Dernière mise à jour : 3 juin 2023

L’évangile que nous venons d’entendre a été prononcé dans le cadre intime de la dernière Cène. Discours d’adieu, discours testament, c’est aussi un commentaire de l’Eucharistie que Jésus vient d’instituer en même temps que le lavement des pieds, comme pour en dévoiler tout le contenu. L’Eucharistie en effet est le nouveau mode de présence de Jésus au monde que l’on peut qualifier à la fois de dynamique (Jésus part, il vient) ; également, d’une présence sous le mode de l’effacement (plus précisément, il faudrait dire de la « diaphanie » : qui me voit, voit le Père), enfin, d’une présence chargée une promesse étonnante : celui qui croit en moi fera les œuvres que je fais. Il en fera même de plus grande parce que je pars vers le Père. Pour approfondir cela, nous avons les deux questions posées par Thomas et Philippe.
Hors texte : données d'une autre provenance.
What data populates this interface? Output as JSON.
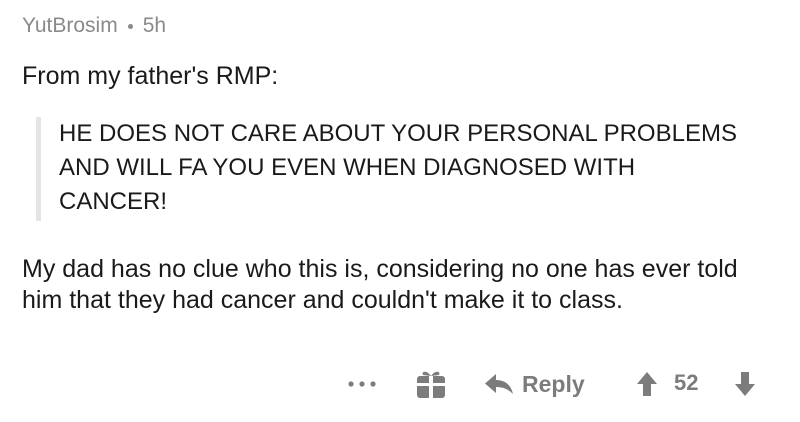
{
  "comment": {
    "author": "YutBrosim",
    "age": "5h",
    "lead": "From my father's RMP:",
    "quote": "HE DOES NOT CARE ABOUT YOUR PERSONAL PROBLEMS AND WILL FA YOU EVEN WHEN DIAGNOSED WITH CANCER!",
    "body": "My dad has no clue who this is, considering no one has ever told him that they had cancer and couldn't make it to class."
  },
  "actions": {
    "more_icon": "more-dots-icon",
    "gift_icon": "gift-icon",
    "reply_label": "Reply",
    "score": "52"
  },
  "colors": {
    "meta_text": "#8a8a8a",
    "body_text": "#1a1a1b",
    "action_gray": "#7c7c7c",
    "quote_bar": "#e4e4e4"
  }
}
Thomas est souvent associé à l’incrédulité (voir et toucher pour croire, dans une démarche quasi-scientifique). Mais avant cela, et peut-être plus profondément, j’aime voir en lui « l’homme du chemin ». La première fois en effet que nous le rencontrons dans l’évangile, c’est au moment de la mort de Lazare que Jésus va rejoindre en Judée alors que des juifs cherchent à tuer Jésus. Lorsque celui-ci se met en route, Thomas a cette phrase étonnante : allons, nous aussi, mourir avec lui. A ce moment-là, pour lui, suivre Jésus, c’est aller vers la mort. À présent, au soir de la dernière Cène, il est plus prudent : nous ne savons pas où tu vas. Plus tard, après la résurrection, il fera carrément un blocage : « si je ne vois pas, si je ne touche pas, non, je ne croirais pas ». Tout se passe comme si face à l’incompréhension du chemin de Jésus, Thomas se bloquait, se repliait peu à peu sur lui-même, s’enfermait dans le refus de croire. Jésus, de son côté, avance a contrario sur un chemin de vie de plus en plus intense, depuis la résurrection de Lazare jusqu’à sa propre résurrection.
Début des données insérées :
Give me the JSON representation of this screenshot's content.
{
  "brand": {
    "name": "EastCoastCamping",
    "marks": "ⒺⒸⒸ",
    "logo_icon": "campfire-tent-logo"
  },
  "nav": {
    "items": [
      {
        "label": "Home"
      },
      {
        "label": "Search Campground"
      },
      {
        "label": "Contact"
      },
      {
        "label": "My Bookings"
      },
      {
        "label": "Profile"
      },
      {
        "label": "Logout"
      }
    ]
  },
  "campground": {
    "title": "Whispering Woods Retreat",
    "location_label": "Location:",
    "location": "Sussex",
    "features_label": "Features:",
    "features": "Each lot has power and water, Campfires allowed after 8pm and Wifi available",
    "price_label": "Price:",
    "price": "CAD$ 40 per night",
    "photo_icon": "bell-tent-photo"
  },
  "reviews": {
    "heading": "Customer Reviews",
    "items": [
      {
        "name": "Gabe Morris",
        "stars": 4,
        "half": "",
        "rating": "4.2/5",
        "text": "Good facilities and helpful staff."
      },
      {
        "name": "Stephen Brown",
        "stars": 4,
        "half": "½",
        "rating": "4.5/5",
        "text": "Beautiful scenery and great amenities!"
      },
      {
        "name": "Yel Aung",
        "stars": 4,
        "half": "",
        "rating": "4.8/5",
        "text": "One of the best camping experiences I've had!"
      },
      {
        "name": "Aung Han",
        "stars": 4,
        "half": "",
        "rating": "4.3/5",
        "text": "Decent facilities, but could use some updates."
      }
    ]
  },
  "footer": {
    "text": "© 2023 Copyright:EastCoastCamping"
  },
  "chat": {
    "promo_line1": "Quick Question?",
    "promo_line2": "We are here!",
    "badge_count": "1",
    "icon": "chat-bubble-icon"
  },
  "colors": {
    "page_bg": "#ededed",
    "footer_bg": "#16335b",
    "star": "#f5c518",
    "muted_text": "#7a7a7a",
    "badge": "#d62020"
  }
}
Au soir de la dernière Cène, Thomas nous rappelle que l’Eucharistie elle-même est un chemin (et pas seulement un viatique - la nourriture du chemin). Et, selon l’étape de notre vie, cela peut nous attirer ou bien, au contraire, nous effrayer. « Seigneur-Eucharistie, où veux-tu m’entraîner ? Nous ne savons pas où tu vas ?». En fait, ce chemin à la fois un chemin pour l’intelligence – qui consiste à passer sans cesse du signe à la réalité ; et aussi un chemin pour la volonté – dans ce mouvement d’action de grâce et de don de soi qui est le dynamisme interne de l’Eucharistie. Autrement dit, chemin de vérité d’un côté – comme si la structure profonde du réel était eucharistique, celle de signes qui ne se dévoilent dans la donation-livraison d’eux-mêmes ; chemin de Vie dans l’autre - dans le sens de l’amour qui se donne non pas pour se perdre mais au contraire pour se trouver davantage et se diffracter dans les êtres. Je suis le chemin, la vérité et la vie.


On dit parfois que les règles de la vie sont semblable à celle du jeu de dame[1] : « un pas à la fois ; toujours en avant ; lorsqu’on est arrivé au sommet on peut aller où l’on veut ». N’est-ce pas à cela que l’on assiste dans la vie de Jésus : une vie pas à pas depuis Nazareth jusqu’à Jérusalem ; une vie toujours en avant marquée par sa détermination face à la Passion ; une vie enfin qui le fait accéder son immense liberté eucharistique, présent partout et à tous ?


Et puis, il y a Philippe : montre-nous le Père et cela nous suffit. Philippe est un médiateur. C’est lui qui au début de l’évangile ira trouver Nathanaël pour le présenter à Jésus ; c’est à lui et André que plus tard des grecs s’adresseront : nous voulons voir Jésus. En même temps, il est un homme pragmatique, à la recherche de ce qui comble vraiment. Ainsi au moment de la multiplication des pains : deux cents deniers de pain ne suffisent pas pour que chacun reçoive un petit morceau.


Philippe nous rappelle que l’homme est un être de désir : faim, soif, recherche des moyens pour accéder à plus que lui-même, quête de ce qui peut le combler, lui suffire véritablement. Et Jésus Eucharistie répond à cette béance de l’homme : qui me voit, voit le Père. Sous le voile du sacrement, c’est Dieu nous entier - Père, Fils et Esprit Saint - qui se livre à nous. L’Eucharistie nous apparaît ainsi que le point de convergence de toutes nos quêtes du beau, du vrai, du grand, du bon, de l’essentiel.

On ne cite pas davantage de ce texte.